本研究从膜生物反应器中膜污染的特点出发,开发新型膜材料,以三种亲水性物质改性聚丙烯无纺布膜(Non-woven, NWF),使其具有亲水和抗菌的性能。
(1)采用聚乙烯醇(polyvinyl alcohol, PVA)为原料,制备亲水、抗菌的4-乙烯吡啶(4-vinylpyridine,4VP)接枝聚乙烯醇共聚物(PVA-g-4VP),通过涂覆、交联法将共聚物固定在NWF的内外表面。PVA-g-4VP共聚物制备的适宜条件为:PVA浓度为8 g/L,4VP浓度为0.16 mol/L,引发剂浓度为4 mmol/L,反应时间为240 min,温度为60℃。通过对共聚物进行物理和化学分析,发现PVA-g-4VP共聚物可以作为一种适宜的成膜材料对NWF进行改性。在NWF表面吸附PVA-g-4VP共聚物并进行交联后,得到了涂层均匀的复合膜。复合膜的亲水性增加,抗污染性明显增强。对基膜和复合膜的抗菌性能分析表明,复合膜能有效地抑制细菌在膜表面的吸附。复合膜能够有效地阻止生物膜的形成,不可逆污染减轻。
(2)对NWF基膜进行臭氧预处理以降低表面张力,在基膜表面涂覆亲水、抗菌的天然高分子聚合物——壳聚糖,通过戊二醛使壳聚糖活性层和臭氧处理过的基膜发生交联反应以增强牢固性。结果表明:复合膜表面光滑,孔径和孔隙率降低;复合膜的亲水性增强;通过活/死细菌染色法评价了复合膜的抗菌性能,复合膜表面细菌吸附量小具有优异的抗微生物污染能力,其中,交联复合膜的抗菌能力更为优异。为了使膜具有长期的抗污染能力,对涂覆方法进行了改进,在膜外表面和膜孔内表面进行同时涂覆。结果表明:动态涂覆法制备的壳聚糖/NWF复合膜亲水性明显增强,复合膜可有效抑制蛋白质的吸附,在MBR中的运行结果表明,复合膜抗不可逆污染能力明显增强;复合膜不仅具有优异的渗透能力,截留性能也有所增强。

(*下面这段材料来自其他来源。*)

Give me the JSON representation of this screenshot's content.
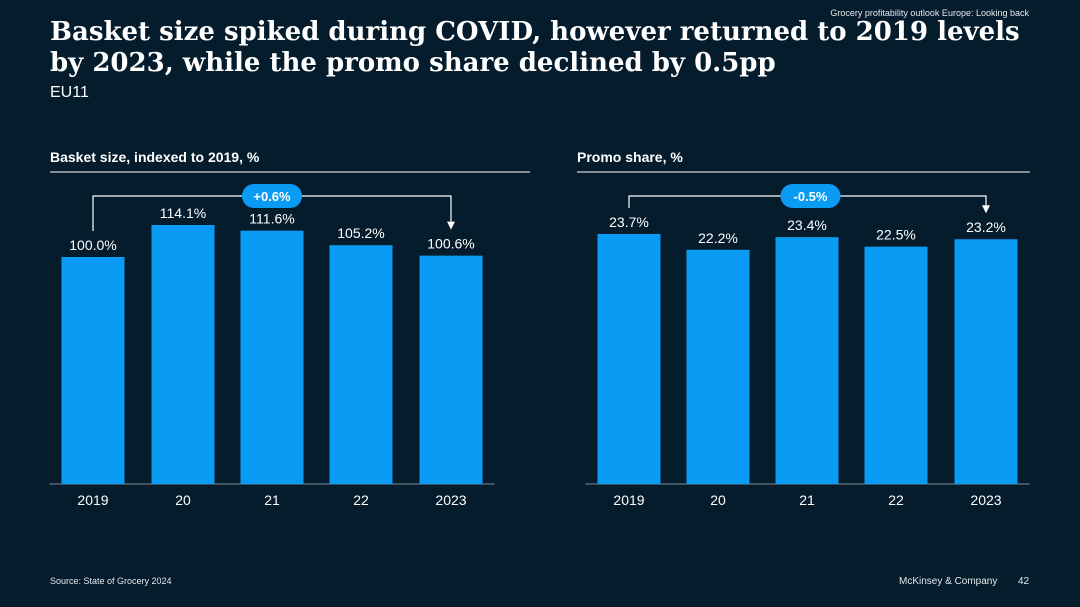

(3)通过原子转移自由基聚合的方法,在基膜表面接枝甲基丙烯酸-β-羟乙酯(HEMA)聚合物以形成刷状结构。结果表明:ATRP方法能够独立、精确地控制HEMA聚合物链在改性膜表面的长度和密度,并在膜表面和孔内均匀的形成聚合物薄层。纳米刷的长度可以通过控制接枝反应温度和接枝反应时间来调节。聚合物链密度可以通过控制接枝反应时间和臭氧处理时间来调节。纳米刷改性膜具有优异的抗污染性能。纳米刷的长度和密度是影响抗污染性能的关键因素,且接枝链长度的影响比密度的影响大。
Membrane bioreactors (MBRs) have been widely used in wastewater treatment. But a major obstacle for the application of MBRs is the rapid decline of the permeation flux as a result of membrane fouling. Thus, developing antifouling and low cost membrane material is necessary. It is essential for steady application of membrane and development of MBR.
In this work, novel membrane materials, which were fabricated by modification the non-woven (NWF) with three hydropilicity materials, were developed according to the fouling characteristics in MBR.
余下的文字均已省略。